Nick Clegg began the task of reconnection with a strong performance on the Andrew Marr Show yesterday. The tone, the positioning and the main themes had been well trailed by other senior Lib Dems since well before last week's voting. The coalition would go on. The deficit reduction strategy was inescapable. The relationship with the Tories would be more businesslike. The distinctive and moderating Lib Dem voice would be louder. And there would be substantial and significant changes in the government's NHS plans.

These are the bare minimum of the messages that Mr Clegg needs to get across if he is to have serious hope of redressing last week's election setbacks and rebuilding confidence. Not that mood music is unimportant. If more attention had been paid to it earlier, the Lib Dems might be in a less grim position today. The rose garden love-in a year ago was understandable in some ways but it was a political misjudgment. So was the very public enthusiasm with which the then chief secretary David Laws embraced the deficit-cutting programme a few days later – memories of that are so strong that the often mooted return to office by Mr Laws would send a bad signal to the Lib Dems' lost voters. Even the arrangement of the Commons chamber, requiring Lib Dem ministers to be seen mingled with the Tories on the government benches rather than sitting in their own separate section, deserves attention. The Lib Dems need to be much tougher about mood and messages.

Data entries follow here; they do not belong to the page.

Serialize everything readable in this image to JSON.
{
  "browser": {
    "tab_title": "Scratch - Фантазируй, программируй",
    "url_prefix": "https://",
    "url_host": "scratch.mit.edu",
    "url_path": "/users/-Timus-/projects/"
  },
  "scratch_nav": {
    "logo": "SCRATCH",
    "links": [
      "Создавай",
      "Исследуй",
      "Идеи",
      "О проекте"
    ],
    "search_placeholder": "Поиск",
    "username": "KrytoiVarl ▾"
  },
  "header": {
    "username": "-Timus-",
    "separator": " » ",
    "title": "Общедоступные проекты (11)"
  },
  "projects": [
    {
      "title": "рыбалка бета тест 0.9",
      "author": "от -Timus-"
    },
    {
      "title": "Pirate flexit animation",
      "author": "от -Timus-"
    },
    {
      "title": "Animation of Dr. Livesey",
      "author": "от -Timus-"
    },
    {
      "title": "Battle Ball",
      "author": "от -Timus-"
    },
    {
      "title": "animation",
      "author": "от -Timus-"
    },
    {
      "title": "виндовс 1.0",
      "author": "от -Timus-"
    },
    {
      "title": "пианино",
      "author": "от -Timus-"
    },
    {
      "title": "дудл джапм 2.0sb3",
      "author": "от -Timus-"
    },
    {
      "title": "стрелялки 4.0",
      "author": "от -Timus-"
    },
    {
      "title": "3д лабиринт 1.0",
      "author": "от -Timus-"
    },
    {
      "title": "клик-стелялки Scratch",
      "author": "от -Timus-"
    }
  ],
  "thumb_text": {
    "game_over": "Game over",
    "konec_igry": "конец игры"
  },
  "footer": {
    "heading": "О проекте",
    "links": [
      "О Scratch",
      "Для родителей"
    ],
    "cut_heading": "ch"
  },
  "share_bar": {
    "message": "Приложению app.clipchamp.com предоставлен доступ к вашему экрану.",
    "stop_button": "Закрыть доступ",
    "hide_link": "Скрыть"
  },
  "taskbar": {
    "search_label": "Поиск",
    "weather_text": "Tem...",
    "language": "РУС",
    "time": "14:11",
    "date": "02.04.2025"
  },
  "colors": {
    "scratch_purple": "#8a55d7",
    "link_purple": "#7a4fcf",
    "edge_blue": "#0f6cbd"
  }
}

In the end, though, it is policies and discernible practical achievements that of course matter most. The damage that the Lib Dems did themselves over tuition fees remains huge. It may define the party for years, as the sterling crisis defined the Tories under John Major and the Iraq war Labour under Tony Blair. There is not a lot they can do about that issue now. But it only increases the need for the Lib Dems to draw and defend clear lines, within the coalition, on matters that are fundamental to liberal British voters. One of those issues is the future of the banks, where the party still has a chance to leave a truly progressive mark. Another is the priority given to the green economy. A third is an uncompromising assertion of the need to clean up the House of Lords democratically. A fourth is to hold the line on the Human Rights Act, one of the Lib Dems' important but unsung achievements so far. There are many others. But there is no disputing where the most important battle of the next few months will come. The destructive reorganisation of the NHS and the impact of the spending freeze are the immediate must-win battleground for Lib Dem credibility. Mr Clegg has to stop the Lansley reforms, and be seen to have stopped them. If he does not, then he and his party may pay an even higher price than they paid last week.